From 1968 through 2007, black lung caused or contributed to roughly 75,000 deaths nationwide, according to government data. In the decades following passage of the 1969 law, rates of the disease dropped significantly. Then, around the late 1990s, this trend reversed.
Rasmussen, meanwhile, is regarded as one of the world's leading experts on black lung. While coal mines have done much over the past 40 years to help alleviate some of the issues that lead to black lung, such as coal dust, Rasmussen believes that new, more powerful and efficient mining equipment is leading to the disease’s resurgence.
“The current mining machines are so much more powerful than the old ones,” the doctor said. “They can mine coal with a lot of layers of rock. The power releases a lot of coal dust and silica, too. The more silica in the dust, the more toxic it is.”
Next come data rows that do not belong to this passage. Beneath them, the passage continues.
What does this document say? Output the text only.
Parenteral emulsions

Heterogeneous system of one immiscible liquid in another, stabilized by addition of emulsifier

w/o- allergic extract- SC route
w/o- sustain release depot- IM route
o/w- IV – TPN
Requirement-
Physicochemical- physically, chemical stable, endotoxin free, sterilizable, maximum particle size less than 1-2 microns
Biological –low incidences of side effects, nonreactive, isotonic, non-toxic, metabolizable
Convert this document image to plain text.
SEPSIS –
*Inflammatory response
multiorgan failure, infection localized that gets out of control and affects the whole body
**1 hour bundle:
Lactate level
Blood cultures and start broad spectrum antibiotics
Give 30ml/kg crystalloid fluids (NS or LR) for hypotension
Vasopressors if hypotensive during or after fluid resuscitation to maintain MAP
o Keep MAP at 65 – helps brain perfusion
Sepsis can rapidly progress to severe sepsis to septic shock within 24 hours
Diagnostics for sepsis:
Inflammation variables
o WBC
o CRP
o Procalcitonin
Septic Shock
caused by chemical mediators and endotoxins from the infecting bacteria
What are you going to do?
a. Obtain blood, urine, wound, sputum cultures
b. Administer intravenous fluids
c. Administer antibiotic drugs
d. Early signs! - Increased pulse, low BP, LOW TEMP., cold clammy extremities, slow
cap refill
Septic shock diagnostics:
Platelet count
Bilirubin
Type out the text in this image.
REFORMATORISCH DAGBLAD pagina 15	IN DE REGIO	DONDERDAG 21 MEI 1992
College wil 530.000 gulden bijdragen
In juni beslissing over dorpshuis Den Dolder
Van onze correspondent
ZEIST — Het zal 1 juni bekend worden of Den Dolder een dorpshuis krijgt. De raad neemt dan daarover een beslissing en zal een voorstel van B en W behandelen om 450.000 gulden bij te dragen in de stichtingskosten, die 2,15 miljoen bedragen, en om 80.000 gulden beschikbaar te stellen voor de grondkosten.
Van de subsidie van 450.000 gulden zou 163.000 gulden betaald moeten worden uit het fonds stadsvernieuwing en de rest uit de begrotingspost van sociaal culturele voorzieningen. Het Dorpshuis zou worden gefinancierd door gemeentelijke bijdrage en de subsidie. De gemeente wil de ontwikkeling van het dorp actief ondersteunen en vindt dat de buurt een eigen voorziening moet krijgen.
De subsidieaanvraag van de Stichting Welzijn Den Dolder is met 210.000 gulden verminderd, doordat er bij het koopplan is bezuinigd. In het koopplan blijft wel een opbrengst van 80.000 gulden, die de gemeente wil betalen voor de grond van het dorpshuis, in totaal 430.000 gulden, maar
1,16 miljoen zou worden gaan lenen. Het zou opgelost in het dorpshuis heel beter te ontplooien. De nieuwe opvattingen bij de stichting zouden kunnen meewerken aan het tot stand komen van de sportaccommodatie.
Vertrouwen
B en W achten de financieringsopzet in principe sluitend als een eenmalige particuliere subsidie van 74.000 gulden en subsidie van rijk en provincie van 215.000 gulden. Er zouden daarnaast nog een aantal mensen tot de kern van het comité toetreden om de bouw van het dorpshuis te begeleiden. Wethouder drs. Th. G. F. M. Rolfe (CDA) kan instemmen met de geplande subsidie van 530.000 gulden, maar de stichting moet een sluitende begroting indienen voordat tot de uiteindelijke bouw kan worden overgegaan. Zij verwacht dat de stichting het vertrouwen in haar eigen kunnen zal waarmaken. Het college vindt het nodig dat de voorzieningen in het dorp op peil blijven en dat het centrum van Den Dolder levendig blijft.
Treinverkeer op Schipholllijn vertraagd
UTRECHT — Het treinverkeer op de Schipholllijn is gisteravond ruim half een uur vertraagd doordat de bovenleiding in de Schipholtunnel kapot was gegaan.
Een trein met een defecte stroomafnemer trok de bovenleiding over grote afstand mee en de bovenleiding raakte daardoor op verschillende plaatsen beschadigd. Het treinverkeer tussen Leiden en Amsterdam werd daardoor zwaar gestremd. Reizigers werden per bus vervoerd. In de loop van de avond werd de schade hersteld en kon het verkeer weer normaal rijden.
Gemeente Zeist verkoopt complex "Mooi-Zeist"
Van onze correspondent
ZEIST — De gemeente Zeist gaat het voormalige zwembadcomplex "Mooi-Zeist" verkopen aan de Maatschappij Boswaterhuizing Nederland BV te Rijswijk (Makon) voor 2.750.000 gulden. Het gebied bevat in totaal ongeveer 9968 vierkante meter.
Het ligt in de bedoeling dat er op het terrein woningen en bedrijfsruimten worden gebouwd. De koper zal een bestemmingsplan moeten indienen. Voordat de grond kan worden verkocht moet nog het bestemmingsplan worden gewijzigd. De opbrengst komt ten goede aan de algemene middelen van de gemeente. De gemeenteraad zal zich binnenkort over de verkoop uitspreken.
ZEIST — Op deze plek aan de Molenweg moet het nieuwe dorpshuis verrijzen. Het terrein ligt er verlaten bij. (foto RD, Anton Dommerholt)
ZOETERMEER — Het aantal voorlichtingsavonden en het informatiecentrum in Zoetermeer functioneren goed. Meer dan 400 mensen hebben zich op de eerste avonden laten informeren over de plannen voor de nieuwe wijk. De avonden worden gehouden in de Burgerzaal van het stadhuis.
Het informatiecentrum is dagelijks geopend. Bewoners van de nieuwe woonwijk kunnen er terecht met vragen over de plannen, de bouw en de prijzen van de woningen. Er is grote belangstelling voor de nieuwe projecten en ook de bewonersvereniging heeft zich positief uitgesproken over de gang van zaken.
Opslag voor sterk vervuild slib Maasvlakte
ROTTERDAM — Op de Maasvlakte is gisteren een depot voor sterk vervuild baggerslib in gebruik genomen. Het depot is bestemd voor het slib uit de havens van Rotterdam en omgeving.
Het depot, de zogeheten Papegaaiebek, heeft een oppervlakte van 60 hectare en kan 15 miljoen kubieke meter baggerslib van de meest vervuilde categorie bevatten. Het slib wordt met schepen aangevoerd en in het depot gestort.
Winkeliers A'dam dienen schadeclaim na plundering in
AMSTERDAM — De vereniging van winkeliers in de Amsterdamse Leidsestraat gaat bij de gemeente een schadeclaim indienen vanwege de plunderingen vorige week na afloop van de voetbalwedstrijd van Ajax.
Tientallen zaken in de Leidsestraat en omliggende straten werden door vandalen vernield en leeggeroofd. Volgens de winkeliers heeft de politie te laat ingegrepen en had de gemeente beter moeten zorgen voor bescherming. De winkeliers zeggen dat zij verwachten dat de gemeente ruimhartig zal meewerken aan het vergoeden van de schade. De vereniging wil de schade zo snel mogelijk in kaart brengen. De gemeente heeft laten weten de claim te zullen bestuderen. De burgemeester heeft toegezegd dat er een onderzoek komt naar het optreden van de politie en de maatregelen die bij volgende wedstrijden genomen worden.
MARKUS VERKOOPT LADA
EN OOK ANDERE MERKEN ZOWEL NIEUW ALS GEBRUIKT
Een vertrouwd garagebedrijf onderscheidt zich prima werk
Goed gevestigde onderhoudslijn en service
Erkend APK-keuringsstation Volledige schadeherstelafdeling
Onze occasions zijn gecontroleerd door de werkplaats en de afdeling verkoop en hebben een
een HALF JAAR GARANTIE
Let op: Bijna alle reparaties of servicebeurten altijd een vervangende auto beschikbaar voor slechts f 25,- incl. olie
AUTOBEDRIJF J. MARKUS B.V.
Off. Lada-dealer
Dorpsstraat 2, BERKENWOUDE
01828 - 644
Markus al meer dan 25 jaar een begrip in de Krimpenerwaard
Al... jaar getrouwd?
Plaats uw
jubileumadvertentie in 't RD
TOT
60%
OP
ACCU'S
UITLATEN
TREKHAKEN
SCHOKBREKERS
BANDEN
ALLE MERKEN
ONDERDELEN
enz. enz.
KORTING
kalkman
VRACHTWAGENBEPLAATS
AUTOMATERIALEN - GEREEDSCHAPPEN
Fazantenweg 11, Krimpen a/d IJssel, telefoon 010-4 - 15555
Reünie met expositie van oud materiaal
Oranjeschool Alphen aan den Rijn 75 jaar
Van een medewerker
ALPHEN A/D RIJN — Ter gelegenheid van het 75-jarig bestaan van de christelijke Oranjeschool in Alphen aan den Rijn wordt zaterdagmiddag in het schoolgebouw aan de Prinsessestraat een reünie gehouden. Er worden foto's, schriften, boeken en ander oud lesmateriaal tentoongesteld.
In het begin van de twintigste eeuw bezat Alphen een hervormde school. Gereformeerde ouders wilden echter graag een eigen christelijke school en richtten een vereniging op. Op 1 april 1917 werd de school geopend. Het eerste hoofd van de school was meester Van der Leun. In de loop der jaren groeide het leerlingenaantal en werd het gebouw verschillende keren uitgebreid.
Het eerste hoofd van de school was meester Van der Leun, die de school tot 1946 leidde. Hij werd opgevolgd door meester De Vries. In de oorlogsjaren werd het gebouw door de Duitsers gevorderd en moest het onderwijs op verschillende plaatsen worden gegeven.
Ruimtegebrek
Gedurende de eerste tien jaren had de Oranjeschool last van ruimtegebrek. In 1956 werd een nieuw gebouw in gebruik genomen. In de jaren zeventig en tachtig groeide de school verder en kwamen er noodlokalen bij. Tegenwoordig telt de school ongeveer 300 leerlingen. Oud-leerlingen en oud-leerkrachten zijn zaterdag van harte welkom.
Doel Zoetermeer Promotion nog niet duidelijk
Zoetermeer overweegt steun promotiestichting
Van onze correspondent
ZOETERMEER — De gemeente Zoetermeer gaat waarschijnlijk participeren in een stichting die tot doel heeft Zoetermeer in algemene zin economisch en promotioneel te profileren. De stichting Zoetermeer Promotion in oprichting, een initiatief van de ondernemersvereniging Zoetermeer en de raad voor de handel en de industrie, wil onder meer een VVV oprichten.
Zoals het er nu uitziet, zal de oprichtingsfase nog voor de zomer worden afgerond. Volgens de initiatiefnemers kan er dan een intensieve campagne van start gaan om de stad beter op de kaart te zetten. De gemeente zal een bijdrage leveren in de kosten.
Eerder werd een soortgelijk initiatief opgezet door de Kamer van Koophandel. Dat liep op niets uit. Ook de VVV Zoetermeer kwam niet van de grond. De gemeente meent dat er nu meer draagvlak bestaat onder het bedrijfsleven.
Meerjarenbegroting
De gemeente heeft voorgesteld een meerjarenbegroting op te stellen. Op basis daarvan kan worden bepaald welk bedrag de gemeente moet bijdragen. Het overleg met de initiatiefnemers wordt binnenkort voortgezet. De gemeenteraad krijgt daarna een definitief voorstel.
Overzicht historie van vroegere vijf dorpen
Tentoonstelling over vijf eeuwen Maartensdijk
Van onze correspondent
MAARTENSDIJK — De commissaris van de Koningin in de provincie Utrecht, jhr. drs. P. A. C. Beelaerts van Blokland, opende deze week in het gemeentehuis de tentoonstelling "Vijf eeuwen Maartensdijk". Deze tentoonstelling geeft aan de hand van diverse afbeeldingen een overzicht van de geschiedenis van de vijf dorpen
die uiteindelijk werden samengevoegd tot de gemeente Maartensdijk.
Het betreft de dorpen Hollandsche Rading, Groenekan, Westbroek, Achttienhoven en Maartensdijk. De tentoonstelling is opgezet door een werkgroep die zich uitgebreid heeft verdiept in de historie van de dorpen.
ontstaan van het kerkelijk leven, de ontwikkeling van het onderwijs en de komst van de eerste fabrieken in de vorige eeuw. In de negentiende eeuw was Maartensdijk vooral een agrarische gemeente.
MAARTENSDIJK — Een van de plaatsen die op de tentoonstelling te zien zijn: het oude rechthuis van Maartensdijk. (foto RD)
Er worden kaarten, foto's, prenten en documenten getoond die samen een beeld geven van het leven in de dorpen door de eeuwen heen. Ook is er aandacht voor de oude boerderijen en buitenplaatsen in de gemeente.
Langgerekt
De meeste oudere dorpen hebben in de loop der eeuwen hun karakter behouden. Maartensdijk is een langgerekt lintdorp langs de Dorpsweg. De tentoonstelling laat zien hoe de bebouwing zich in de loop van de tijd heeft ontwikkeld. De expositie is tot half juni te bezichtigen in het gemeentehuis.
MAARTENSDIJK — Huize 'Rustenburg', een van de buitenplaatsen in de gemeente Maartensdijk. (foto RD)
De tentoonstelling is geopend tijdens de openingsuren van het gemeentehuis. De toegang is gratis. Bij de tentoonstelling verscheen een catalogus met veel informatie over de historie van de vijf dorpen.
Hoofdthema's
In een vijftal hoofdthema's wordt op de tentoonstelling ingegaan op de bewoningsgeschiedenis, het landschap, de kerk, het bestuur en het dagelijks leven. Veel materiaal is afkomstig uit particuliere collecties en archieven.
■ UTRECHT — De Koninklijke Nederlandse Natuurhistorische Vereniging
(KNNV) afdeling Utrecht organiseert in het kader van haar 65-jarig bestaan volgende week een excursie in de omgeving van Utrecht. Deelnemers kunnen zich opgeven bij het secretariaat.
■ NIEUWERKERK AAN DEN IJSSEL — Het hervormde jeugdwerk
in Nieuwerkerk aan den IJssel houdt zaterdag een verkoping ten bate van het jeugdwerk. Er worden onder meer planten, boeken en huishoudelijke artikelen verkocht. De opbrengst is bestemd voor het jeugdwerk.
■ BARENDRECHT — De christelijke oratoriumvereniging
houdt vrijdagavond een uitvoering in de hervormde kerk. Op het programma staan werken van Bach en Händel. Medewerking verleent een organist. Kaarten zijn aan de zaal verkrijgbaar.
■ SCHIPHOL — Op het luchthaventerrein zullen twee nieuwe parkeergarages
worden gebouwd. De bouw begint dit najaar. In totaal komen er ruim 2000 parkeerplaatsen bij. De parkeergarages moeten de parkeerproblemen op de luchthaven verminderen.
Black lung is known officially in medical circles as pneumoconiosis, but it’s been called miner’s asthma and miner’s cough. Regardless of the name, more and more cases of black lung disease are being reported-particularly in Southern West Virginia, Virginia and Kentucky, research indicates.
In other words, black lung disease is increasing among miners. Even relatively young miners who’ve spent their whole careers in mines that were supposed to be under federal dust control standards have been found with advanced disease. At the same time, however, compensation for miners who get black lung disease has been shrinking.
For the miner to convince the federal black lung program that the mining company where he worked owes him compensation for the damage done to his lungs is not an easy task. The miner had better be prepared for mountains of paperwork, and hearings and appeals that can go on for about seven years.
Rasmussen, who does medical examinations of miners for the Department of Labor, says it’'s not a rare occurrence for there to be 10 to 12 years of appeals, with the mining company usually opposing the claims.
“It takes a long time to succeed,” Rasmussen said, “and a miner is not assured of winning anyway.”